JPP: I think Juun-J is very underrated, I’m a huge fan. I like Sacai, who grew a lot, I love this Korean style, an Asian interpretation of European fashion. Vetements, as I said. Y-projects which has a universe close to Vetements’. I like their choice of material, and their silhouettes for men. I’m absolutely a fan of Nicolas Ghesquiere’s work at Vuitton. I am a bit uncomfortable regarding many British designers that do not respect longevity of their brand enough. The price tag of brands like Gosha Rubchinskiy for example is too high, it’s going a bit far when you sell a track pant for 600 euros. Rather food or rent it is way too much. I like the fact that brands like Kenzo took this into consideration and adapted their price range.

(C) How would you characterize the influence of French fashion today ?
JPP: It’s money. The bigger brands have to be here if they want to exist. The idea of Paris without fashion doesn’t exist. But it is kind of hard to grow in fashion when you are very young here. Everywhere else, it does not matter how old you are, if you try, people will respect you. Vetements or Pigalle started selling outside of France. At the end of the day what is worn in the streets from Pigalle collection here is tee-shirts and hoodies. After their second show, Vetements was used in a huge photo shoot with i-D in England, it took a bit longer in France. It’s different for brands like Jacquemus or Anthony Vacarello and Ami which might be the only brands young and promoted these past season, except Pigalle and Vetements. Fashion here does not go and source out people of schools like it is done in England.

(C) What is the prevailing look on the streets of Paris ?

JPP: There is a divide between street and high-end people who dress from head to toe in big brands will see an army of others doing the same because fashion has become to accessible. The streets of Paris will show you a multitude of people who want to be attractive and therefore fit into a norm of street culture or whatever adaptation of whatever version of upper or higher class they fit in.

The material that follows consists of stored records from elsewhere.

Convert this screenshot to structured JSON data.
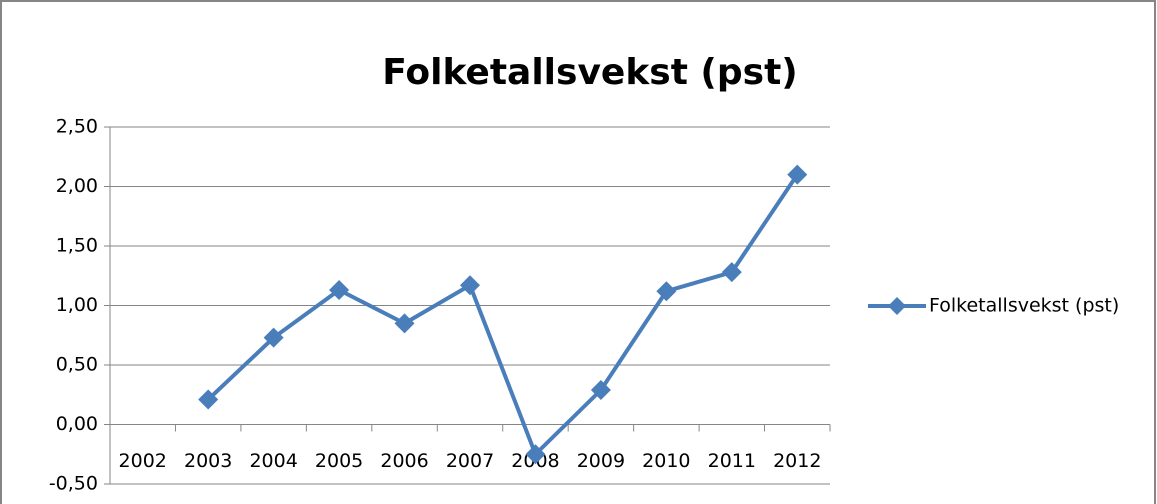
{
  "chart_data": {
    "type": "line",
    "title": "Folketallsvekst (pst)",
    "categories": [
      "2002",
      "2003",
      "2004",
      "2005",
      "2006",
      "2007",
      "2008",
      "2009",
      "2010",
      "2011",
      "2012"
    ],
    "series": [
      {
        "name": "Folketallsvekst (pst)",
        "color": "#4a7ebb",
        "values": [
          null,
          0.21,
          0.73,
          1.13,
          0.85,
          1.17,
          -0.25,
          0.29,
          1.12,
          1.28,
          2.1
        ]
      }
    ],
    "ylim": [
      -0.5,
      2.5
    ],
    "yticks": [
      {
        "value": -0.5,
        "label": "-0,50"
      },
      {
        "value": 0,
        "label": "0,00"
      },
      {
        "value": 0.5,
        "label": "0,50"
      },
      {
        "value": 1,
        "label": "1,00"
      },
      {
        "value": 1.5,
        "label": "1,50"
      },
      {
        "value": 2,
        "label": "2,00"
      },
      {
        "value": 2.5,
        "label": "2,50"
      }
    ],
    "grid": true,
    "legend": "right"
  }
}
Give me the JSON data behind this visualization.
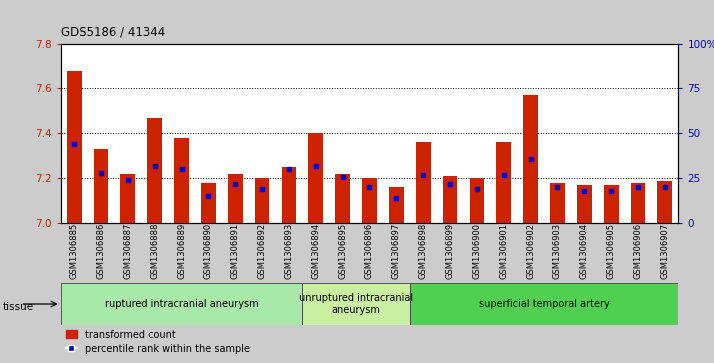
{
  "title": "GDS5186 / 41344",
  "samples": [
    "GSM1306885",
    "GSM1306886",
    "GSM1306887",
    "GSM1306888",
    "GSM1306889",
    "GSM1306890",
    "GSM1306891",
    "GSM1306892",
    "GSM1306893",
    "GSM1306894",
    "GSM1306895",
    "GSM1306896",
    "GSM1306897",
    "GSM1306898",
    "GSM1306899",
    "GSM1306900",
    "GSM1306901",
    "GSM1306902",
    "GSM1306903",
    "GSM1306904",
    "GSM1306905",
    "GSM1306906",
    "GSM1306907"
  ],
  "red_values": [
    7.68,
    7.33,
    7.22,
    7.47,
    7.38,
    7.18,
    7.22,
    7.2,
    7.25,
    7.4,
    7.22,
    7.2,
    7.16,
    7.36,
    7.21,
    7.2,
    7.36,
    7.57,
    7.18,
    7.17,
    7.17,
    7.18,
    7.19
  ],
  "blue_values": [
    44,
    28,
    24,
    32,
    30,
    15,
    22,
    19,
    30,
    32,
    26,
    20,
    14,
    27,
    22,
    19,
    27,
    36,
    20,
    18,
    18,
    20,
    20
  ],
  "groups": [
    {
      "label": "ruptured intracranial aneurysm",
      "start": 0,
      "end": 9
    },
    {
      "label": "unruptured intracranial\naneurysm",
      "start": 9,
      "end": 13
    },
    {
      "label": "superficial temporal artery",
      "start": 13,
      "end": 23
    }
  ],
  "group_colors": [
    "#a8e8a8",
    "#c8f0a0",
    "#50d050"
  ],
  "ylim_left": [
    7.0,
    7.8
  ],
  "ylim_right": [
    0,
    100
  ],
  "left_tick_color": "#cc2200",
  "right_tick_color": "#0000cc",
  "bar_color": "#cc2200",
  "marker_color": "#0000cc",
  "bg_color": "#cccccc",
  "plot_bg": "#ffffff",
  "yticks_left": [
    7.0,
    7.2,
    7.4,
    7.6,
    7.8
  ],
  "yticks_right": [
    0,
    25,
    50,
    75,
    100
  ],
  "ytick_labels_right": [
    "0",
    "25",
    "50",
    "75",
    "100%"
  ],
  "grid_lines": [
    7.2,
    7.4,
    7.6
  ]
}
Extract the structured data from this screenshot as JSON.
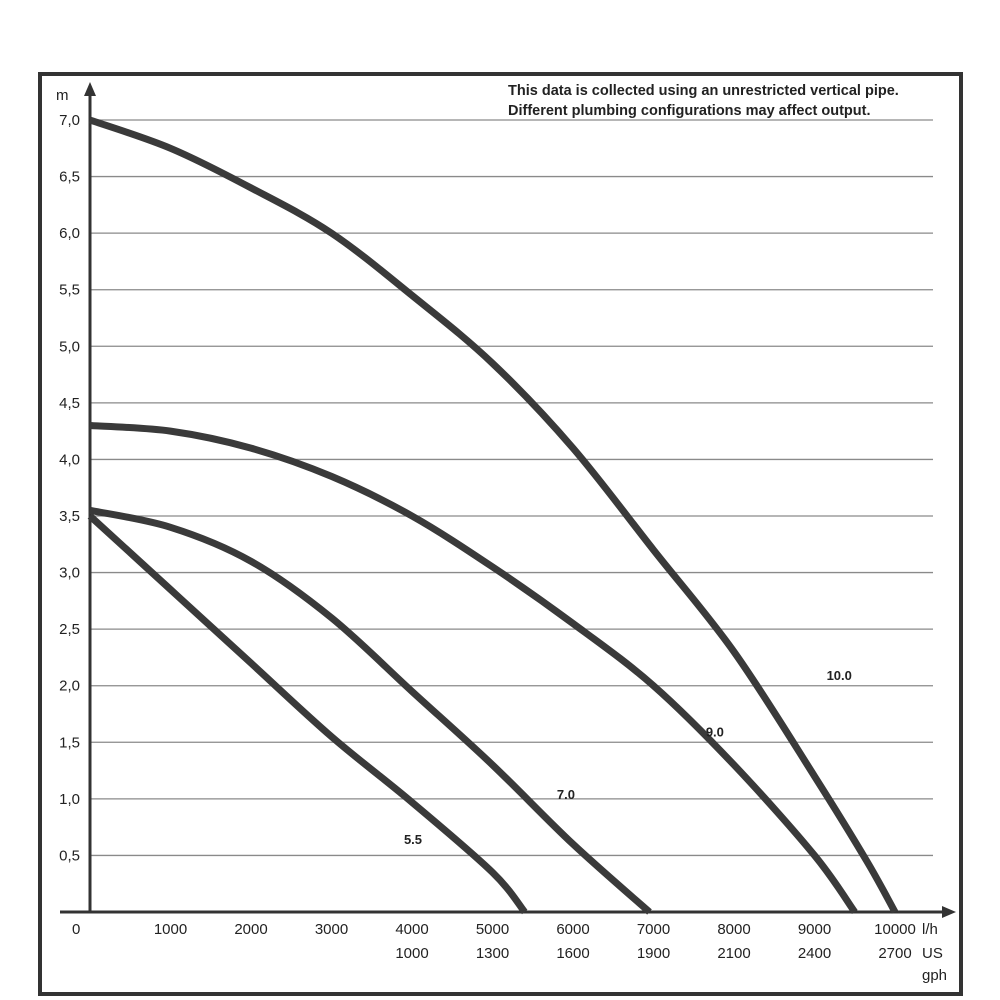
{
  "chart_data": {
    "type": "line",
    "note_lines": [
      "This data is collected using an unrestricted vertical pipe.",
      "Different plumbing configurations may affect output."
    ],
    "y_unit": "m",
    "x_unit": "l/h",
    "x2_unit": [
      "US",
      "gph"
    ],
    "origin_label": "0",
    "ylim": [
      0,
      7
    ],
    "xlim": [
      0,
      10000
    ],
    "y_ticks": [
      {
        "v": 0.5,
        "label": "0,5"
      },
      {
        "v": 1.0,
        "label": "1,0"
      },
      {
        "v": 1.5,
        "label": "1,5"
      },
      {
        "v": 2.0,
        "label": "2,0"
      },
      {
        "v": 2.5,
        "label": "2,5"
      },
      {
        "v": 3.0,
        "label": "3,0"
      },
      {
        "v": 3.5,
        "label": "3,5"
      },
      {
        "v": 4.0,
        "label": "4,0"
      },
      {
        "v": 4.5,
        "label": "4,5"
      },
      {
        "v": 5.0,
        "label": "5,0"
      },
      {
        "v": 5.5,
        "label": "5,5"
      },
      {
        "v": 6.0,
        "label": "6,0"
      },
      {
        "v": 6.5,
        "label": "6,5"
      },
      {
        "v": 7.0,
        "label": "7,0"
      }
    ],
    "x_ticks": [
      {
        "v": 1000,
        "label": "1000"
      },
      {
        "v": 2000,
        "label": "2000"
      },
      {
        "v": 3000,
        "label": "3000"
      },
      {
        "v": 4000,
        "label": "4000"
      },
      {
        "v": 5000,
        "label": "5000"
      },
      {
        "v": 6000,
        "label": "6000"
      },
      {
        "v": 7000,
        "label": "7000"
      },
      {
        "v": 8000,
        "label": "8000"
      },
      {
        "v": 9000,
        "label": "9000"
      },
      {
        "v": 10000,
        "label": "10000"
      }
    ],
    "x2_ticks": [
      {
        "v": 4000,
        "label": "1000"
      },
      {
        "v": 5000,
        "label": "1300"
      },
      {
        "v": 6000,
        "label": "1600"
      },
      {
        "v": 7000,
        "label": "1900"
      },
      {
        "v": 8000,
        "label": "2100"
      },
      {
        "v": 9000,
        "label": "2400"
      },
      {
        "v": 10000,
        "label": "2700"
      }
    ],
    "grid": true,
    "series": [
      {
        "name": "5.5",
        "label_at": [
          3900,
          0.6
        ],
        "points": [
          [
            0,
            3.5
          ],
          [
            1000,
            2.85
          ],
          [
            2000,
            2.2
          ],
          [
            3000,
            1.55
          ],
          [
            4000,
            0.97
          ],
          [
            5000,
            0.35
          ],
          [
            5400,
            0.0
          ]
        ]
      },
      {
        "name": "7.0",
        "label_at": [
          5800,
          1.0
        ],
        "points": [
          [
            0,
            3.55
          ],
          [
            1000,
            3.4
          ],
          [
            2000,
            3.1
          ],
          [
            3000,
            2.6
          ],
          [
            4000,
            1.95
          ],
          [
            5000,
            1.3
          ],
          [
            6000,
            0.6
          ],
          [
            6950,
            0.0
          ]
        ]
      },
      {
        "name": "9.0",
        "label_at": [
          7650,
          1.55
        ],
        "points": [
          [
            0,
            4.3
          ],
          [
            1000,
            4.25
          ],
          [
            2000,
            4.1
          ],
          [
            3000,
            3.85
          ],
          [
            4000,
            3.5
          ],
          [
            5000,
            3.05
          ],
          [
            6000,
            2.55
          ],
          [
            7000,
            2.0
          ],
          [
            8000,
            1.3
          ],
          [
            9000,
            0.5
          ],
          [
            9500,
            0.0
          ]
        ]
      },
      {
        "name": "10.0",
        "label_at": [
          9150,
          2.05
        ],
        "points": [
          [
            0,
            7.0
          ],
          [
            1000,
            6.75
          ],
          [
            2000,
            6.4
          ],
          [
            3000,
            6.0
          ],
          [
            4000,
            5.45
          ],
          [
            5000,
            4.85
          ],
          [
            6000,
            4.1
          ],
          [
            7000,
            3.2
          ],
          [
            8000,
            2.3
          ],
          [
            9000,
            1.2
          ],
          [
            9650,
            0.45
          ],
          [
            10000,
            0.0
          ]
        ]
      }
    ]
  }
}
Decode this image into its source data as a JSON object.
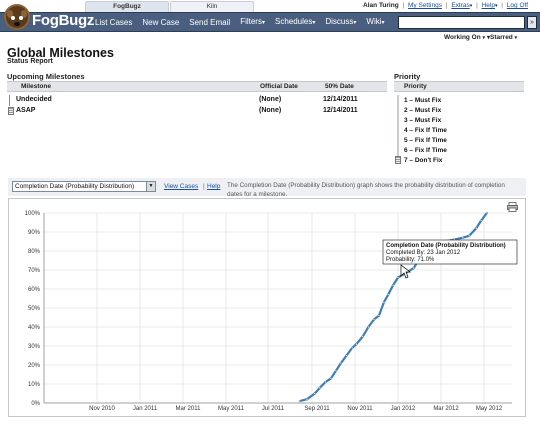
{
  "tabs": [
    {
      "label": "FogBugz",
      "active": true
    },
    {
      "label": "Kiln",
      "active": false
    }
  ],
  "user": {
    "name": "Alan Turing",
    "links": [
      "My Settings",
      "Extras",
      "Help",
      "Log Off"
    ]
  },
  "nav": {
    "logo": "FogBugz",
    "items": [
      {
        "label": "List Cases",
        "dropdown": false
      },
      {
        "label": "New Case",
        "dropdown": false
      },
      {
        "label": "Send Email",
        "dropdown": false
      },
      {
        "label": "Filters",
        "dropdown": true
      },
      {
        "label": "Schedules",
        "dropdown": true
      },
      {
        "label": "Discuss",
        "dropdown": true
      },
      {
        "label": "Wiki",
        "dropdown": true
      }
    ],
    "search_value": "",
    "search_button": "»"
  },
  "subbar": {
    "working_on": "Working On",
    "starred": "Starred"
  },
  "page": {
    "title": "Global Milestones",
    "subtitle": "Status Report"
  },
  "milestones": {
    "heading": "Upcoming Milestones",
    "columns": [
      "Milestone",
      "Official Date",
      "50% Date"
    ],
    "rows": [
      {
        "name": "Undecided",
        "official": "(None)",
        "half": "12/14/2011"
      },
      {
        "name": "ASAP",
        "official": "(None)",
        "half": "12/14/2011"
      }
    ]
  },
  "priority": {
    "heading": "Priority",
    "column": "Priority",
    "items": [
      "1 – Must Fix",
      "2 – Must Fix",
      "3 – Must Fix",
      "4 – Fix If Time",
      "5 – Fix If Time",
      "6 – Fix If Time",
      "7 – Don't Fix"
    ]
  },
  "chart_toolbar": {
    "selected": "Completion Date (Probability Distribution)",
    "view_cases": "View Cases",
    "help": "Help",
    "description": "The Completion Date (Probability Distribution) graph shows the probability distribution of completion dates for a milestone."
  },
  "chart_data": {
    "type": "line",
    "title": "",
    "xlabel": "",
    "ylabel": "",
    "x_ticks": [
      "Nov 2010",
      "Jan 2011",
      "Mar 2011",
      "May 2011",
      "Jul 2011",
      "Sep 2011",
      "Nov 2011",
      "Jan 2012",
      "Mar 2012",
      "May 2012"
    ],
    "y_ticks": [
      "0%",
      "10%",
      "20%",
      "30%",
      "40%",
      "50%",
      "60%",
      "70%",
      "80%",
      "90%",
      "100%"
    ],
    "ylim": [
      0,
      100
    ],
    "line_color": "#3b7fb6",
    "series": [
      {
        "x": [
          "2011-08-15",
          "2011-08-25",
          "2011-09-05",
          "2011-09-12",
          "2011-09-20",
          "2011-09-28",
          "2011-10-05",
          "2011-10-12",
          "2011-10-20",
          "2011-10-28",
          "2011-11-03",
          "2011-11-12",
          "2011-11-20",
          "2011-11-28",
          "2011-12-05",
          "2011-12-12",
          "2011-12-18",
          "2011-12-25",
          "2012-01-01",
          "2012-01-10",
          "2012-01-23",
          "2012-02-03",
          "2012-02-15",
          "2012-03-05",
          "2012-03-20",
          "2012-04-01",
          "2012-04-10",
          "2012-04-20",
          "2012-04-27",
          "2012-05-05"
        ],
        "y": [
          1,
          2,
          5,
          8,
          11,
          13,
          17,
          21,
          25,
          29,
          31,
          35,
          40,
          44,
          46,
          53,
          57,
          62,
          66,
          68,
          71,
          78,
          82,
          85,
          86,
          87,
          88,
          92,
          96,
          100
        ]
      }
    ],
    "tooltip": {
      "title": "Completion Date (Probability Distribution)",
      "line1": "Completed By: 23 Jan 2012",
      "line2": "Probability: 71.0%"
    }
  }
}
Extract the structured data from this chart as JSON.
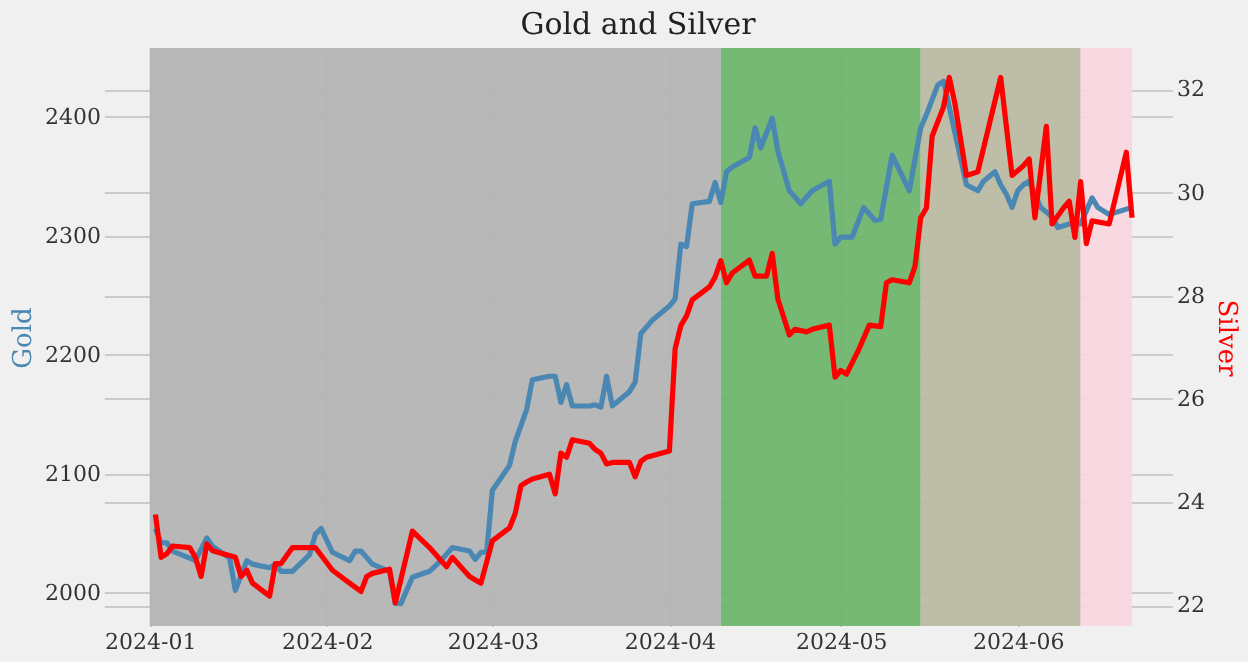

French celebrities on TV often don’t get help from the industry unless they are internationally known. The way you look in this city doesn’t mean as much as people think it does because if you have money it doesn’t matter. There are groups for every scene, be it street, middle class or upper class and codes that people stick to. If you live in Paris and you look around your group of friends you will either find yourself surrounded by people who look, talk, and dress like you and work in the same “type of job”. It is because everyone in this city works to live there. And then there is the huge group of people who keep the actual city going -- the suits and the poor. Poverty is a huge problem in Paris.

(C) What makes Paris so special ?

JPP: Good or bad it’s like a fairy tale, City of Light. My first week here, I remember partying at a Wooded showcase at la Tour Eiffel, then going to the Prada Party. The city allows the things to happen. Energy is still here, in a romantic notion that I liked very much.